Em recente viagem ao sudeste de Espanha tive a oportunidade de contemplar ao vivo a vastíssima região de regadio, estendendo-se desde Toledo até Albacete (cerca de 300 quilómetros aproximadamente). Se as precipitações por lá (Castilha La Mancha) são tão escassas, como explicar o grande desenvolvimento agrícola da região, com milhares e milhares de hectares de regadio, especialmente de vinha?
Lá está, à passagem pelo transvase do Tejo-Segura, este seguia quase com o seu máximo caudal …

*Tierra de Viñedos*


tvmagia10

*Trasvase Tajo Segura*


crccartagena

Entretanto, nós por cá ...

*Onde a água de Alqueva não chega*


ExpressoMultimedia


----------



## duero (31 Ago 2011 às 11:12)

Supongo que si está cerca del mar, igual es mas facil hacer desalinizadoras. En la zona de Almería existen para el riego, además según investigaciones israelies han descubierto que no es preciso desalinizar al 100% para regar olivos, pues estos aguantan cierta pequeña cantidad de sal.

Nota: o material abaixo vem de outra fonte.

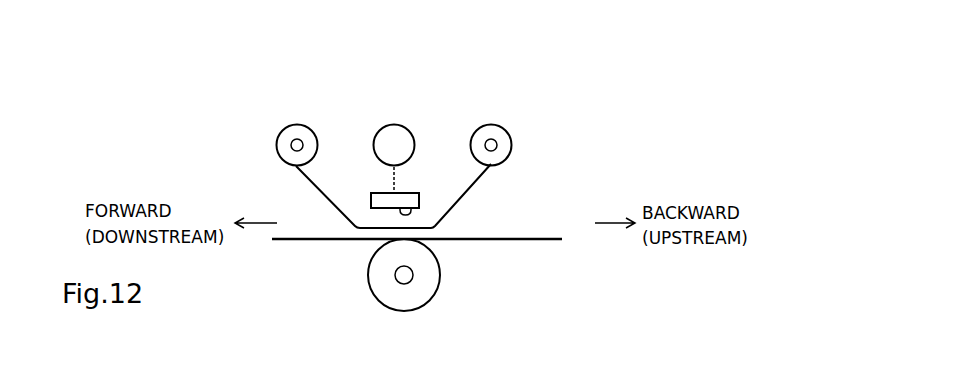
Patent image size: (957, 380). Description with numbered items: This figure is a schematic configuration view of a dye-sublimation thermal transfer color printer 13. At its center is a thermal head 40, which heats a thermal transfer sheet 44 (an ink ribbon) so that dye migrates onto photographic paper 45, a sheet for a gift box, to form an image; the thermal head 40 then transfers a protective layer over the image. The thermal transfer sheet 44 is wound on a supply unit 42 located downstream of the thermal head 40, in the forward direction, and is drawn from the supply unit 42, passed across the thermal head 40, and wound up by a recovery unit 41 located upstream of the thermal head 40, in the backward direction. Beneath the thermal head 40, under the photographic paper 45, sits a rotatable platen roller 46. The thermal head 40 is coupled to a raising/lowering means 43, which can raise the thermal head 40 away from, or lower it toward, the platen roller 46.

The printer 13 is at (590, 126).
The thermal head 40 is at (408, 193).
The recovery unit 41 is at (490, 125).
The supply unit 42 is at (293, 125).
The raising/lowering means 43 is at (392, 125).
The thermal transfer sheet 44 is at (483, 177).
The photographic paper 45 is at (505, 241).
The platen roller 46 is at (428, 278).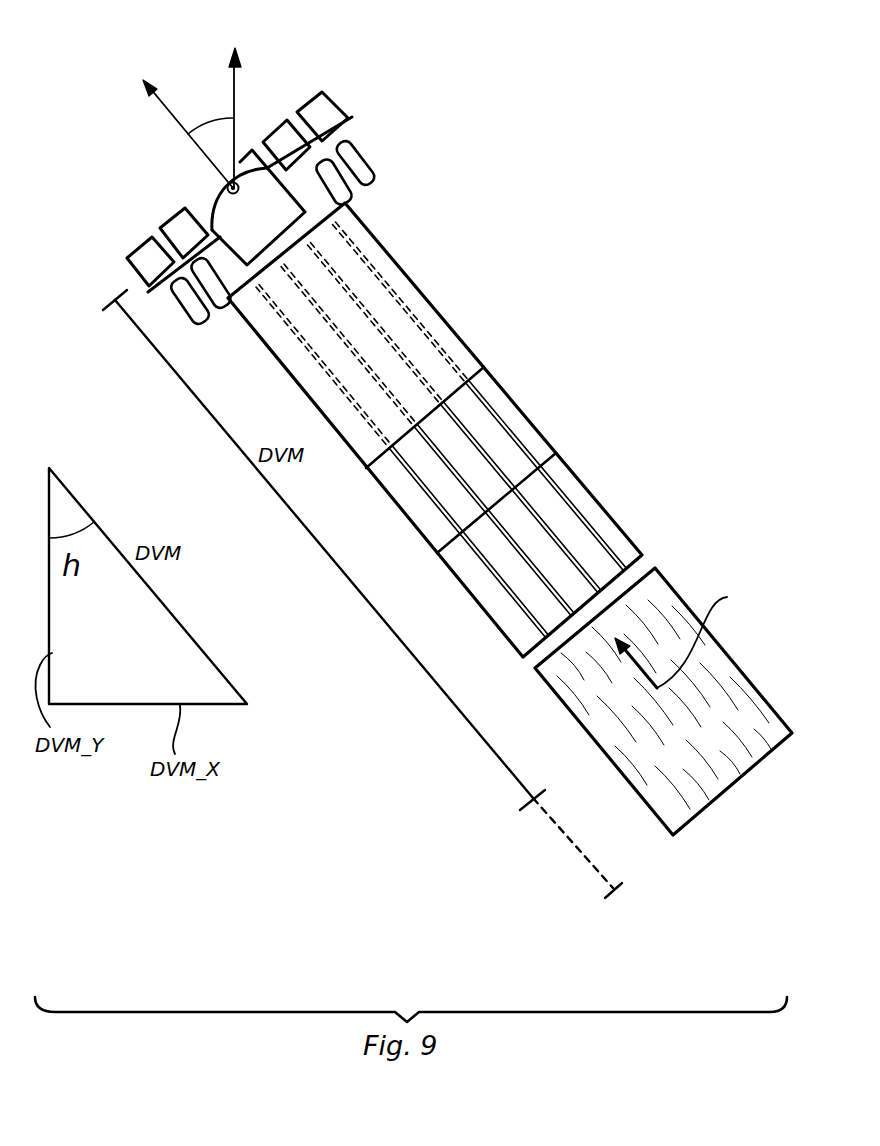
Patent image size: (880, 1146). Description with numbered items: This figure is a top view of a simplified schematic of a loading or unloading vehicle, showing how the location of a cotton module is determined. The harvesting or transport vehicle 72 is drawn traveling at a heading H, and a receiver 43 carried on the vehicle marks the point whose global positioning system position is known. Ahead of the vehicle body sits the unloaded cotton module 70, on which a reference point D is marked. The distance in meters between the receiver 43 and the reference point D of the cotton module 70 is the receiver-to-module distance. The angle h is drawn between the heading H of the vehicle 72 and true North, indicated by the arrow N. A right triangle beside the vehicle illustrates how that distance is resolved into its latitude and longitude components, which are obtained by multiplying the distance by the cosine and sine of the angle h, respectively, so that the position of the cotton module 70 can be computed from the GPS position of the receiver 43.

Acontece que esa zona de Castilla La Mancha se encuentra alejada del mar y con montañas por medio.


----------



## Gerofil (2 Set 2011 às 22:29)

*ALQUEVA: Ministra da Agricultura insiste que "não será possível terminar" projecto "até 2013"*

A ministra da Agricultura, Assunção Cristas, reiterou hoje que, perante as “condições atuais de financiamento” do país, “não será possível terminar, até 2013” o projeto do Alqueva e é necessário fasear a conclusão da obra. “É o reajustamento que é preciso fazer para as condições atuais de financiamento do Estado e, quem não disser isto, creio que não estará a ser totalmente honesto e sério, até do ponto de vista intelectual”, frisou. A governante que tutela o Ministério da Agricultura, do Mar, do Ambiente e do Ordenamento do Território (MAMAOT) falava aos jornalistas em Montemor-o-Novo, onde visitou o certame agropecuário EXPOMOR, que decorre naquela cidade alentejana, a par da Feira da Luz.
Assunção Cristas admitiu que as condições financeiras do país se “deterioraram”, em relação, “porventura, ao momento em que foi decidida a antecipação” da conclusão do Alqueva, durante a governação socialista de José Sócrates. “A verdade é que, hoje, as condições são outras e é virtualmente impossível o Estado manter esse esforço tão concentrado de investimento” no Alqueva.
A prioridade no que toca à componente agrícola do Alqueva, insistiu a ministra da Agricultura, é “usar o que já está” feito, ao nível de regadios, e “mostrar o que se pode fazer e criar boas práticas, para depois irem sendo replicadas”. “Com toda a sinceridade, [o projeto] tem que ser reescalonado e, ao mesmo tempo, vamos dar toda a prioridade na mobilização de vontades para que as terras que já existem de regadio, e já são muitas, mais de 50 mil hectares, possam ser efetivamente aproveitadas”, afirmou.
Para a ministra, é “impossível” que as obras do empreendimento pudessem ser concluídas em 2013, tendo em conta o presente contexto de financiamento do Estado. “Para concluir a obra é preciso recorrer à dívida, é preciso que o estado peça dinheiro emprestado. Eu não tenho o dinheiro no bolso e o ministro das Finanças também não”, sublinhou. Neste momento, sustentou, Portugal está “sob um programa de auxílio financeiro”, são necessários “cortes de despesa em todo o lado” e o país não tem “condições para ir ao mercado buscar esse dinheiro todo” que o Alqueva precisa, sobretudo “nestes dois anos são que os mais difíceis”.
Sobre a Empresa de Desenvolvimento e Infraestruturas do Alqueva (EDIA), gestora do empreendimento, Assunção Cristas disse que estão a ser avaliadas as hipóteses sobre o futuro da empresa, mas a “inclinação” é para que “termine”. A ideia é ainda que, se a EDIA for extinta, a rede secundária do regadio possa vir a ser concessionada às associações de regantes.

Fonte: DESTAK


----------



## Vince (2 Set 2011 às 23:44)

Fartamos-nos de arranjar desculpas e culpas e soluções para tudo....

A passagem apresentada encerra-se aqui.